Here it is –
the geographic center of Europe.
We journeyed there, about 10 miles northeast of Vilnius, by bus and by minibus a couple days ago. There was none of the excitement of “which bus? when?” this time. Everything was well-researched and went on schedule. We are becoming Lithuanian.
(For one more week.)
Actually there are several “centers” of Europe; at least two are in Lithuania. It depends on how and who is defining “Europe.” But I imagine Lithuanians will stick to this one for a while,
since, under the leadership of artist Gintaras Karosas, they have, since 1991, been building and expanding a “museum of the center of Europe.” It’s about 135 acres of forest and meadows, and would be a pleasant destination just in itself, without the art.
“Wall” and “Culture”, both by Karosas.
“Drinking Structure with Exposed Kidney Pool” and “Chair-Pool”, both by American Dennis Oppenheim.
“Sitting Policeman” by Lithuanian Evaldus Pauza, and “sitting wife” by Liz.
She was waiting for me to catch up to her so we could have coffee at the little cafe terrace in the apple orchard.
A few more:
“Pinnochio” and “With Moustaches”, both by Evaldus Pauza.
“Woman Looking at the Moon” by Mexican artist Javier Cruz.
Some of Liz’ favorites –
“Space of Unknown Growth” by Polish artist Magdalena Abakanowicz.
And Liz also especially liked these
woodpiles, which are not just woodpiles, of course, but art: “Continuously Changing” by Karosas.
The most famous of the art installations is “LNK Infotree,” by the park’s founder, Karosas.

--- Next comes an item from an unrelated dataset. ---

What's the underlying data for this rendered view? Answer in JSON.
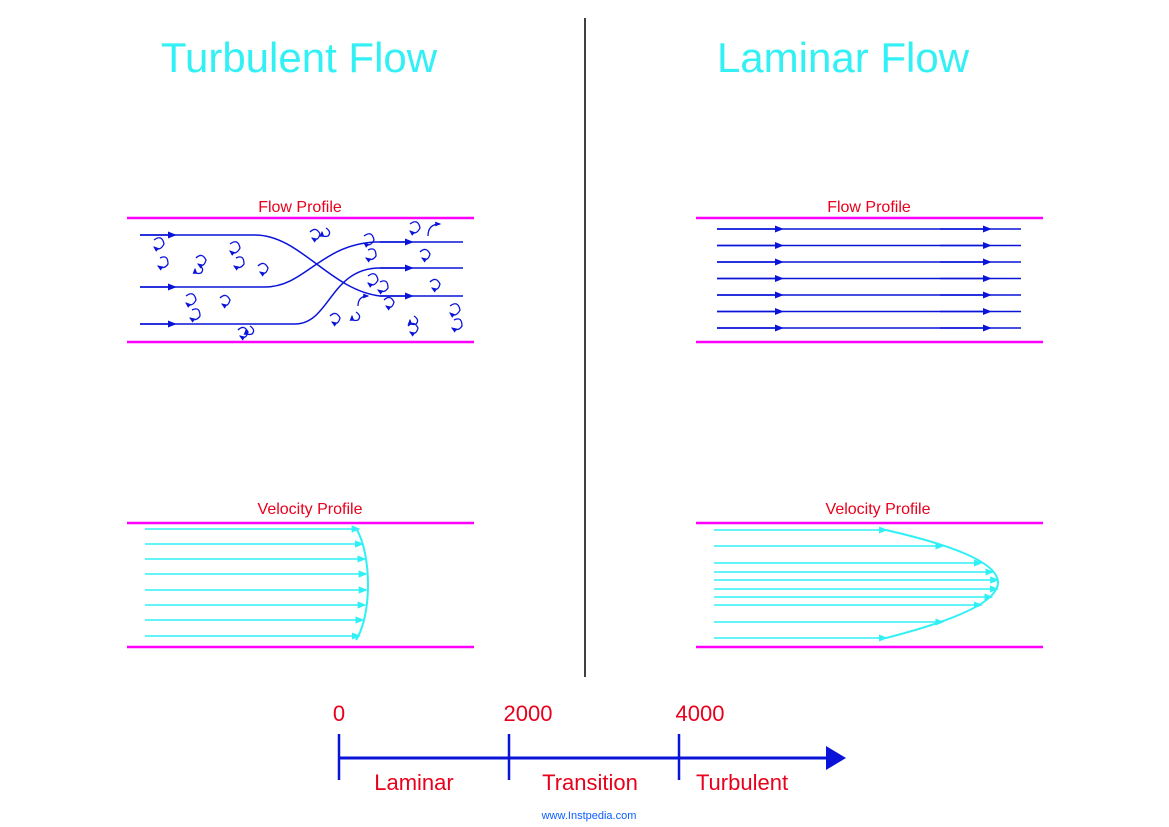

At present it looks like this:
Walls of thousands of old TVs, with Lenin lying, struck down, before them.
Originally, it looked more like this –
long, snaking corridors of TVs covered in plastic, and Lenin when he still had a hand and a head.
This remembrance of Soviet propaganda started crumbling not so long after it was installed, ironically, and what is left now are pathways of pipe
showing where the TV walls used to be.
Walking between those walls would have been a sickening reminder of those blasts of propaganda,and even what little remains gives you a sense of today’s invading, brutalizing power of TV, internet, etc. The screens are different sizes, but they all drain your spirit.
Here I am, my spirit uplifted,
standing between the pillars of Karosas’ “The Place.”
These are the “Ancients” by American Blane De St. Croix.
A pair of plastic people prone in pink polka dots – “Bye-Byes” by Lithuanian Donatas Jankauskas –
and a “European Kayagum” by Korean artist Ko Seung-hyun. Check out various you-tube kayagum tunes.
Strange, funny, puzzling, challenging. Something for everyone.
All they’re lacking is that big muskie from Hayward, Wisconsin. It would be perfect.